Dr Michael O’Sullivan of SpIRE gave a lecture on 15 February to the Department of Theology and Religion at Durham University on the subject of ‘authentic interiority and the study of spirituality’. The aim of his paper was to demonstrate that the field of spirituality is a fit field to be studied as an academic discipline. In this interview with Pat Coyle of Irish Jesuit Communications, he outlines a methodology with a view to justifying his hypothesis.
Michael notes that some of the criticism levelled at the academic study of spirituality argues that it is too subjective and too taken up with interiority to become a valid objective field of study. His contention, however, is that authentic interiority of its nature leads to objectivity. He maintains that human cognition involves a dynamic process, one which goes from experience to understanding, which leads to judgement, which in turn gives rise to action. This process is driven by the call of the transcendentals, namely beauty, goodness, and truth. Michael acknowledges that this is not a perfect process – people can be frail or otherwise flawed – but that those who strive for authentic interiority based on self-awareness tend to move from the sphere of the subjective and private into the sphere of what is public and shared.

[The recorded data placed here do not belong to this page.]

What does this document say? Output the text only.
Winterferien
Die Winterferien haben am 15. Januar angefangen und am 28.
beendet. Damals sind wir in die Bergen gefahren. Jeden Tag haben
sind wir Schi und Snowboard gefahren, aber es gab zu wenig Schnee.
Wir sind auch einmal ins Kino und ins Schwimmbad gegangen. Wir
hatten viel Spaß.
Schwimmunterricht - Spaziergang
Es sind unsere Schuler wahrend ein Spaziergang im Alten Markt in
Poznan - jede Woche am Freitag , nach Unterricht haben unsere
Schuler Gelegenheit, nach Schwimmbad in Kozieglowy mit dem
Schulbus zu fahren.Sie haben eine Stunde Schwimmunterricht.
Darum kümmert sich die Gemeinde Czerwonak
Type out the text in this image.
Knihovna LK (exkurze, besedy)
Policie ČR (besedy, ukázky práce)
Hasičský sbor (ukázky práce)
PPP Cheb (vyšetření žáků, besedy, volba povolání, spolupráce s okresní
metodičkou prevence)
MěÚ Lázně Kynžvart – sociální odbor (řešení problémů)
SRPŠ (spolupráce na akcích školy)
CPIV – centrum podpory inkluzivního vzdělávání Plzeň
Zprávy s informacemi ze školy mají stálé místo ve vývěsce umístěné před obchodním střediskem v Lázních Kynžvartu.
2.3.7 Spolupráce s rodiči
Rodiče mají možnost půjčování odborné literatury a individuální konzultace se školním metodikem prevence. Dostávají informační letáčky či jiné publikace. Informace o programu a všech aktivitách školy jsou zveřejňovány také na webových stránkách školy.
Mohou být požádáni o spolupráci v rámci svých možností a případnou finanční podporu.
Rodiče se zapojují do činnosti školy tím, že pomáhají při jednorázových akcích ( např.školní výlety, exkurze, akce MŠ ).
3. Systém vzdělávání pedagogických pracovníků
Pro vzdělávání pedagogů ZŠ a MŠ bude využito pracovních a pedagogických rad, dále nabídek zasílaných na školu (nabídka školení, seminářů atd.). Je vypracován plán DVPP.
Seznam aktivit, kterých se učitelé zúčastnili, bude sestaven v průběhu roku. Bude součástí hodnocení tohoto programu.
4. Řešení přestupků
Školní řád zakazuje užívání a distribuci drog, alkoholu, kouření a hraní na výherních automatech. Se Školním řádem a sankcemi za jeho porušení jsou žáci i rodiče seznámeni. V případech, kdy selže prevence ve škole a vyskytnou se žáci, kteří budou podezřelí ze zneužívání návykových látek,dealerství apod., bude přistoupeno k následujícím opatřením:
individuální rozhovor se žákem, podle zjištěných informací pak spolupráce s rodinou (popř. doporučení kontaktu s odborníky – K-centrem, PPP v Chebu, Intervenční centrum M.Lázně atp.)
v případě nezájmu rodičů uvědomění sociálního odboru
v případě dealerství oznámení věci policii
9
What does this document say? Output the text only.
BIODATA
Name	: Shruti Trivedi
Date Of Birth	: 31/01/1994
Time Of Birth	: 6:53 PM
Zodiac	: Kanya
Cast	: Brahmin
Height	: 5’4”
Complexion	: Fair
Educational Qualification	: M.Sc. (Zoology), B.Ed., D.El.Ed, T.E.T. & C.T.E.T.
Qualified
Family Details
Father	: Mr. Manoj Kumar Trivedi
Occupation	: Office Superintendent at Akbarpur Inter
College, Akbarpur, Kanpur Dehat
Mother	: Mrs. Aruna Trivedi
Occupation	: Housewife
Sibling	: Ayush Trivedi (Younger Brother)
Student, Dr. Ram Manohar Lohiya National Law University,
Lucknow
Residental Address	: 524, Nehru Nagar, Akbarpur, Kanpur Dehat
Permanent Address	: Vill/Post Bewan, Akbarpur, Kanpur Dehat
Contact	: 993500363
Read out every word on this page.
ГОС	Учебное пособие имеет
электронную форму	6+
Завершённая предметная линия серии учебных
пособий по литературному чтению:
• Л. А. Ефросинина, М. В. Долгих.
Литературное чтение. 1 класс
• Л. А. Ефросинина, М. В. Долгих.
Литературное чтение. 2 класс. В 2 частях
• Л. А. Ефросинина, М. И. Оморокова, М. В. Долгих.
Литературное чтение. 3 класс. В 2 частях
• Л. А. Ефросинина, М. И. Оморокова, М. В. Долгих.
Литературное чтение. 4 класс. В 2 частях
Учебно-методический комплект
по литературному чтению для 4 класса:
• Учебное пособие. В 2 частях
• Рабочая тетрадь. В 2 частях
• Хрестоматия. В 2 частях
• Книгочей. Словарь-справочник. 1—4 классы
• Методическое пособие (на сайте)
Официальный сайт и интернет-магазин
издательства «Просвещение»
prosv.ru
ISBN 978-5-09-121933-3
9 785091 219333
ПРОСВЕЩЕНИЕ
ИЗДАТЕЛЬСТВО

What makes this point important, he believes, is that the long-standing interconnection between spirituality and interiority has tended to limit their reference unduly. A privatised view of interiority usually results in a spirituality of detachment and a lack of engagement with the world at large. By contrast, according to Michael, authentic interiority ought to entail a praxis of engagement with ourselves and the world, and this in turn should be both reflective and relational, and should lead to an experience of responsibility for our world.